One of Britain’s foremost experts on hypopituitarism, Professor Christopher Thompson, , says:

"The overwhelming evidence from research studies carried out independently in a wide range of places, including the USA, Europe and Turkey, is that hypopituitarism occurs in up to 30 per cent of people who have survived moderate or severe traumatic brain injury. There is no debate. However, the failure to make the right diagnosis after such injury means patients miss out on essential treatment."

If you have these symptoms following a head injury (either in childhood or adulthood), and they are persistent, Chair of the Pituitary Foundation Medical Committee and consultant endocrinologist at the Royal Hallamshire Hospital, Sheffield, Dr. John Newell Price recommends a referral to an endocrinologist. Hypopituitarism can be diagnosed with certainty by a test of the pituitary gland called the Glucagon test

Don't be afraid to ask. Your doctor wants you to be well.

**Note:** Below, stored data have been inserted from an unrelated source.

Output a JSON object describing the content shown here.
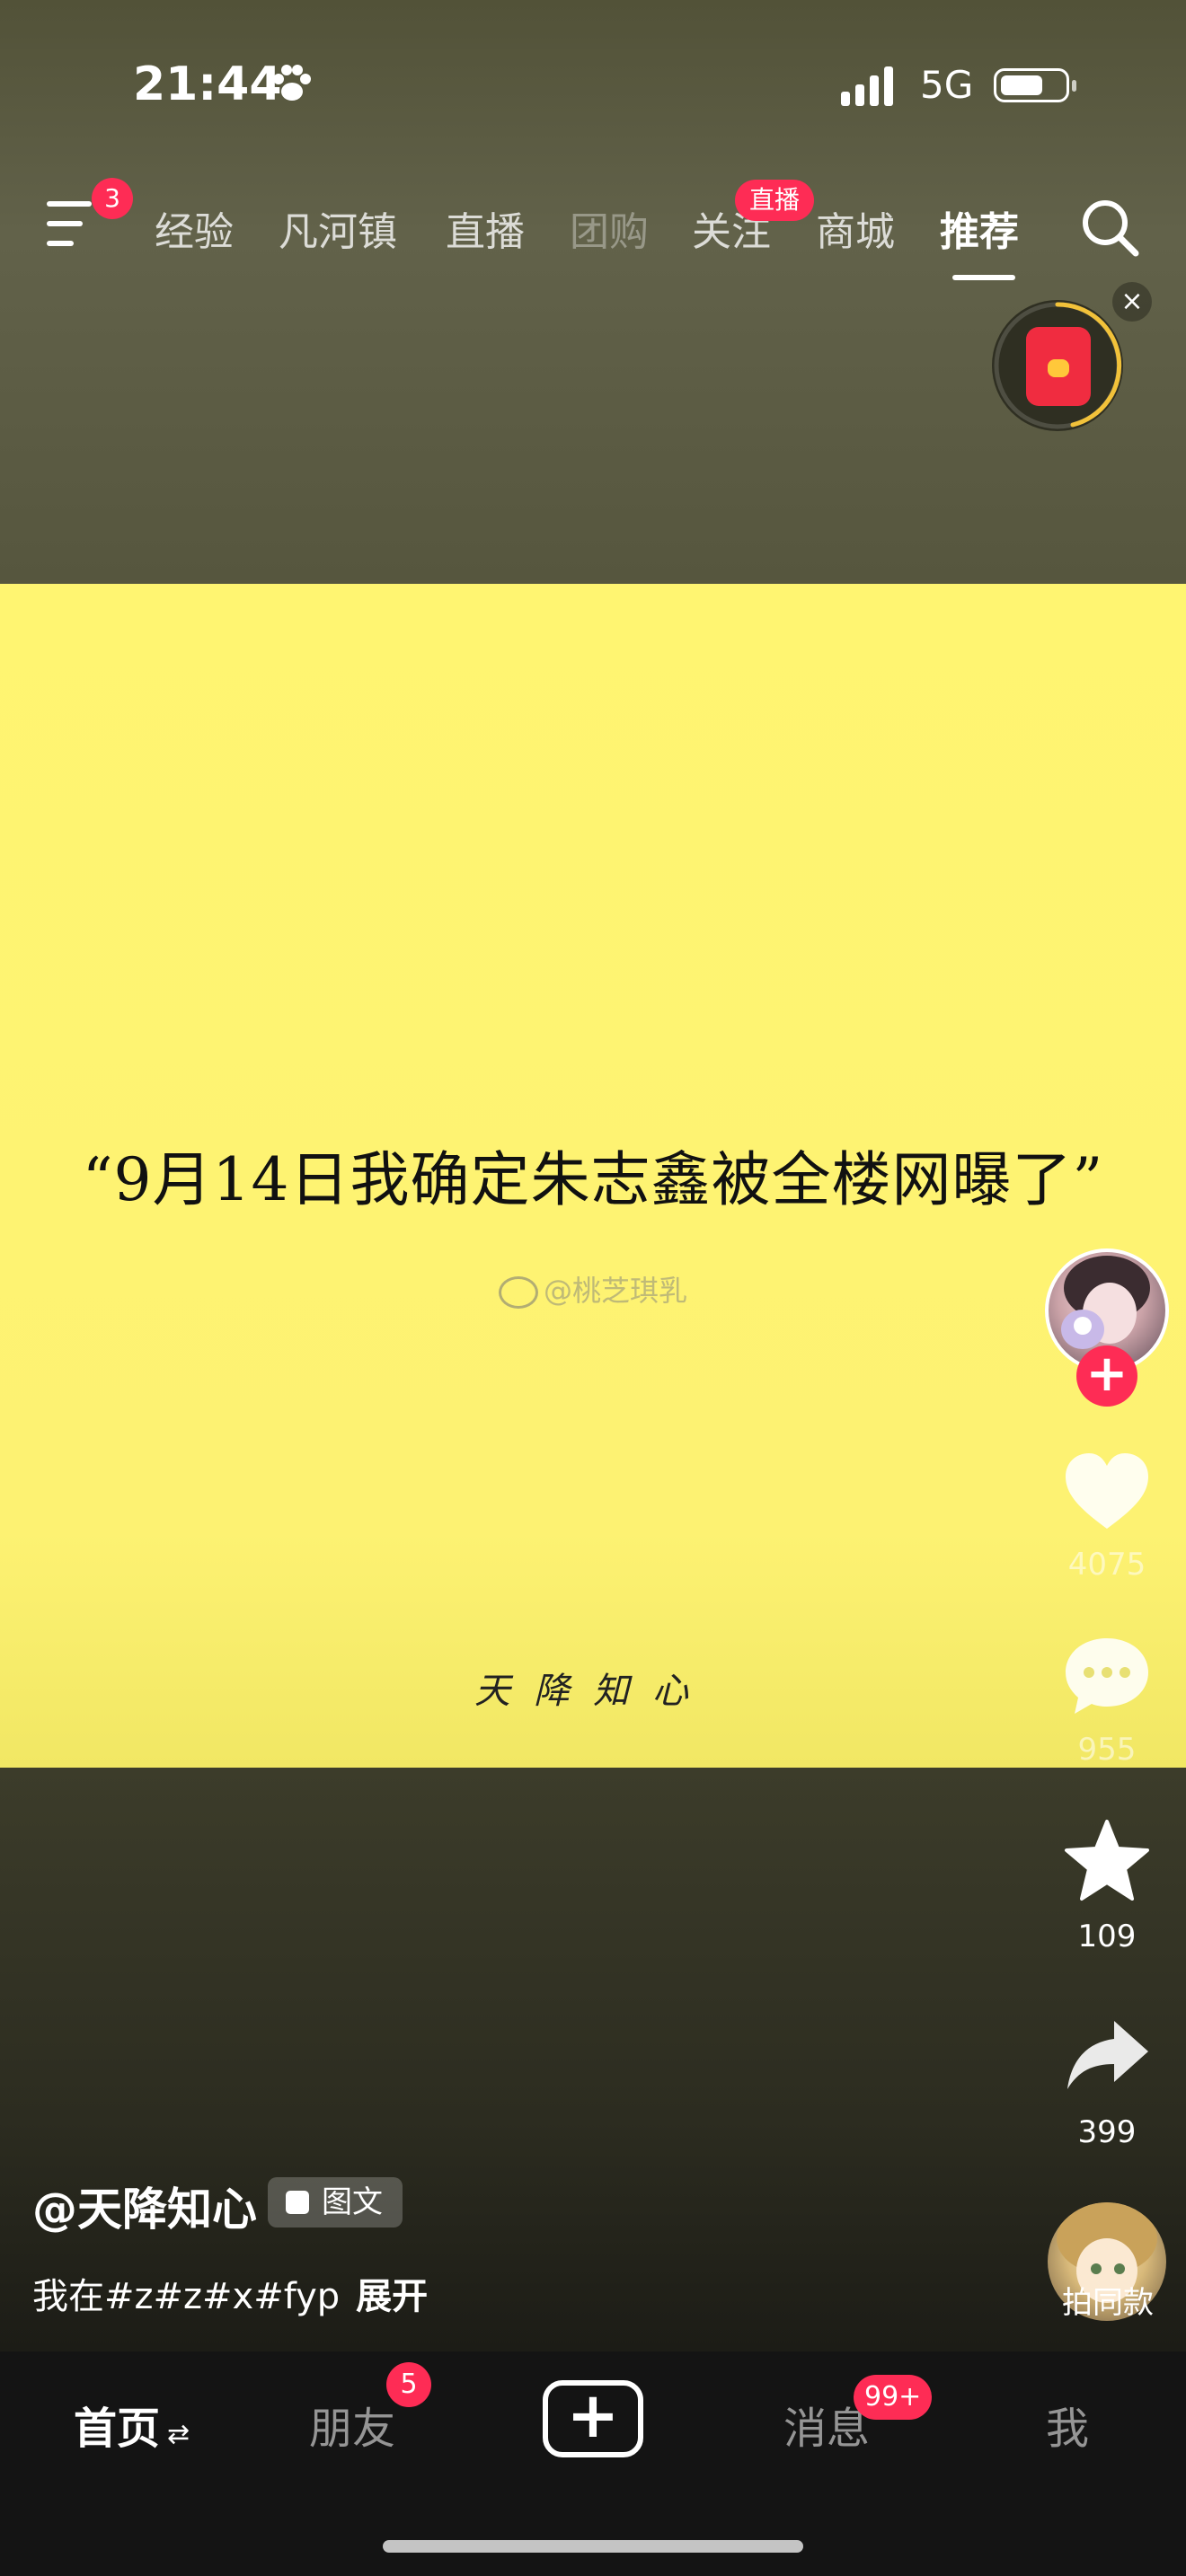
{
  "status_bar": {
    "time": "21:44",
    "network": "5G"
  },
  "top_nav": {
    "menu_badge": "3",
    "tabs": [
      "经验",
      "凡河镇",
      "直播",
      "团购",
      "关注",
      "商城",
      "推荐"
    ],
    "active_tab": "推荐",
    "live_badge": "直播"
  },
  "post": {
    "quote": "“9月14日我确定朱志鑫被全楼网曝了”",
    "watermark": "@桃芝琪乳",
    "signature": "天降知心",
    "author": "@天降知心",
    "post_type": "图文",
    "description": "我在#z#z#x#fyp",
    "expand": "展开"
  },
  "right_rail": {
    "likes": "4075",
    "comments": "955",
    "favorites": "109",
    "shares": "399",
    "same_style": "拍同款"
  },
  "bottom_nav": {
    "home": "首页",
    "friends": "朋友",
    "friends_badge": "5",
    "messages": "消息",
    "messages_badge": "99+",
    "me": "我"
  },
  "colors": {
    "accent": "#fe2c55",
    "photo_yellow": "#fff571"
  }
}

What can be done about head injury?

Matthew Wylie, M.D., paediatric emergency medicine, suggests that prevention is better than cure.

To prevent head injury, follow these simple tips:

  • Wear a safety helmet for:
    • Baseball and Softball (when batting)
    • Cycling
    • Football
    • Hockey
    • Horseback Riding
    • Powered Recreational Vehicles
    • Skateboards/Scooters
    • Skiing
    • Wrestling
  • With young children
    • Supervise them at all times - young babies can suffer very traumatic head injuries by rolling over and falling off a couch.
    • Don't let them go to playgrounds with hard surfaces
    • Don't let them play on equipment unsuitable for their age
  • Follow all rules at water parks, swimming pools and beaches
  • Don't let your child participate in sport when ill or tired
  • Ensure your child always wears a seatbelt
  • Remove anything that your child can fall over
    • Secure rugs, and loose extension cords
    • Put away toys

But Keith Yeates, Ph.D., Chief, pediatric psychology and neuropsychology, Nationwide Children's Hospital, Columbus, Ohio, has some comfort to give, reassuring worried parents that, while all childhood head injuries need to be taken seriously, many childhood head injuries are mild concussions and many children fully-recover.